But reality set back in while they were out having lunch. They’d felt safe because they’d worn long sleeves and hats, and because the population of this town skewed much older than their average fanbase. And yet, as they were about to leave, Trevor nudged Skyler’s knee under the table and cut his eyes briefly toward the other side of the café. Skyler subtly turned his head, and sure enough, three preteen girls were pretending not to stare at them.
Luckily, he and Trevor were smart enough—or maybe it was simply ingrained at this point—not to have done anything that could appear more than friendly. But it was still good they were on their way out of the place and the girls hadn’t gotten up the nerve to approach them.
They made it outside and over to his dad’s car, but before they could get in, a female voice behind them shouted, “Wait!”
Skyler looked at Trevor over the roof of the car, and Trevor shrugged, leaving it up to him. He knew how much Skyler hated to disappoint their fans. Or disappoint anyone, really.
There was no harm in talking to them, right?
So he nodded and then watched as Trevor’s entire presence shifted from simply Trevor into Boys Will Be Boys member Trevor Blue. And that wasn’t to say he was fake—it was just something different in the way he carried himself when he was in the public eye. Skyler suspected he was the only one who could even catch it.
For him, he felt like he was entirely the same person in his private and public persona. If you didn’t count the fact that he had to hide his sexuality and who he was in love with, of course. But everything else was the same.
The girls squealed and surged forward when they turned around, and Trevor held up his hands as he walked over to meet them. “Easy there, ladies. It’s all right.”
“Oh my god!” one of them exclaimed. “We swear we’re not stalkers or anything! We just saw you, and we couldn’t pass up the chance to meet you.”
“We love you both so much!” another added.
“That’s really sweet,” Trevor said. “It’s always nice to meet our fans.”
At that seemingly innocuous comment, two out of the three of them burst into tears. Trevor looked panicked. Not that they weren’t used to this sort of reaction, but he probably didn’t want this turning into a bigger scene.
Skyler reached out to hug the girl closest to him. “It’s okay, hon. It’s okay. We’re just people.”
She sobbed harder for a second, but then made an effort to control herself as he tightened his embrace.
After he and Trevor had hugged each of them and they’d mostly calmed down, the girls asked for a picture. Skyler could sense Trevor’s hesitation, but again Trevor shrugged, leaving it up to him.
Skyler politely asked an older gentleman passing by if he would help them out, and they arranged the picture so that he and Trevor were on opposite ends with the girls between them. No one would be able to see it, but when his and Trevor’s hands accidentally overlapped behind the middle girl’s back, Trevor used his thumb to stroke a few times along Skyler’s wrist, causing him to smile even harder as the picture was taken.
They didn’t think any more about the fan interaction when they went home, but they woke up the next morning to a barrage of texts from Maggie with links to the picture all over social media.
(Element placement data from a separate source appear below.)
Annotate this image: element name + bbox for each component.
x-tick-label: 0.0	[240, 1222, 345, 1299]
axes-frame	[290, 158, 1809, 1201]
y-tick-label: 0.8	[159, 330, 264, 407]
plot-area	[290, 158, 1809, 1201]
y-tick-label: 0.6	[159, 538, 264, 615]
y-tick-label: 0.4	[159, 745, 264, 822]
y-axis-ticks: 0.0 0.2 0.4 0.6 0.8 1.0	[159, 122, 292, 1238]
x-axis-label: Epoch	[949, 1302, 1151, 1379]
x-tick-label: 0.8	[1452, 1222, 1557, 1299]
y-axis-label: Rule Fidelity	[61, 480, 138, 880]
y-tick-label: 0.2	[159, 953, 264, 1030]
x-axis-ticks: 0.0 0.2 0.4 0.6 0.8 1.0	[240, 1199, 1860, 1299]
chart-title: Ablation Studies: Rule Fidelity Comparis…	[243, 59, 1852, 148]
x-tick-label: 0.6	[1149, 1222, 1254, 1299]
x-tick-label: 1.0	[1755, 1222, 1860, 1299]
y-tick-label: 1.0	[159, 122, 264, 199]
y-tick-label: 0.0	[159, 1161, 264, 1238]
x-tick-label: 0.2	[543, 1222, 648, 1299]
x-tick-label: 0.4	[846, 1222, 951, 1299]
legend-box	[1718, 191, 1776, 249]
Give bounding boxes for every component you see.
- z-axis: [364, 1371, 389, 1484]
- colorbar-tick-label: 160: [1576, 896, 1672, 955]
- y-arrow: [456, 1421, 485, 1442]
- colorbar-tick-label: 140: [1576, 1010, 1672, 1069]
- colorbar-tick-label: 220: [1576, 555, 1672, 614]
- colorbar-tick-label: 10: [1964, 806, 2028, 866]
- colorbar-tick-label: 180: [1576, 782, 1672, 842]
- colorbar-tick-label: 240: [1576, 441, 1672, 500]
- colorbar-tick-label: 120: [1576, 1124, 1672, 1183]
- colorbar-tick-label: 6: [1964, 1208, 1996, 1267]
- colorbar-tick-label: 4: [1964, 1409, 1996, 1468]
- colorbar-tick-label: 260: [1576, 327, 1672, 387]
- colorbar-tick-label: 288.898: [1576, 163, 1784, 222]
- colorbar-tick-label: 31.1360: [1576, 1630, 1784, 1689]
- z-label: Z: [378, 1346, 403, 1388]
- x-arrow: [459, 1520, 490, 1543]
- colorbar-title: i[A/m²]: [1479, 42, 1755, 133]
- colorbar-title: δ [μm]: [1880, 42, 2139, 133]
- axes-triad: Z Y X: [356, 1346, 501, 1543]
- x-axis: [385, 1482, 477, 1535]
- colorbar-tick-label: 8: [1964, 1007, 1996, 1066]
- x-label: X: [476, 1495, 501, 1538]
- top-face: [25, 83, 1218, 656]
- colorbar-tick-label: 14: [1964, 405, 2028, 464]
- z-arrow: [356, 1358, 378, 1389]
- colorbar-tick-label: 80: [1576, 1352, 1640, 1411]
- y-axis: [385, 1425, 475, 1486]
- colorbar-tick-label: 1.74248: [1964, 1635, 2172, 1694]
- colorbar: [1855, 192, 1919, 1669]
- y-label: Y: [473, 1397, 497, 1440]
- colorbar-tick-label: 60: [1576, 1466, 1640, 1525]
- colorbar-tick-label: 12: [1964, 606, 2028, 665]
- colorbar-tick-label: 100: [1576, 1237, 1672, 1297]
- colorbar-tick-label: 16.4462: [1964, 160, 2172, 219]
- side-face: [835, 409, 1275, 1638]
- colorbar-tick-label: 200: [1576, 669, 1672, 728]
As he and Trevor lay back-to-back in the small bed, each absorbed in their phone, Skyler didn’t get what the big deal was. It’d be different if it were a candid picture of the two of them together, but he didn’t see any of those.
Then Trevor hissed, “Shit,” and Skyler turned so he could look at Trevor’s phone over his shoulder.
One of the girls had written a post describing his and Trevor’s “adorable lunch date,” and it had already been shared thousands of times.
Shit, indeed.
Trevor rolled over, took one look at him, and immediately reached out to smooth the worried wrinkles on his forehead. “It’s okay, baby. We know we didn’t do anything wrong. It’s not like they caught us kissing.”
“I know,” he said. But he couldn’t help thinking that, despite the reassurances, Trevor was also mentally bracing himself for some kind of repercussion. Skyler hated how they’d been conditioned to think this way.
Despite the rough start, they spent the day talking and joking and watching movies with his family. Everyone was in a great mood. So when the doorbell rang later that evening, and Skyler’s mom opened the door, then stood there in silence a few moments before she turned back and said, “Skyler, I think it’s for you,” Skyler wasn’t expecting the worst.
Damn it, he was an idiot.
His mom stepped aside as he went to the door, and there, standing on the porch of his childhood home, looking super out of place with a set of Louis Vuitton luggage beside her feet, was Andrea Arossi, of all freaking people.
“What are you doing here?” He glanced behind her to the waiting car and driver, and let himself hope, for just a second, that she might say she was simplypassing through Ohio on the way to a modeling shoot and had only come to say hello.
“Your management sent me,” she said instead. And okay. Right. Of fucking course they did.
“Absolutely not,” he told her, shaking his head firmly for emphasis. “You’re not staying here.”
He wasn’t supposed to have to deal with her anymore, let alone here. He hadn’t gone out with her in quite a while, and the media had assumed their relationship had naturally fizzled out, which he was more than fine with.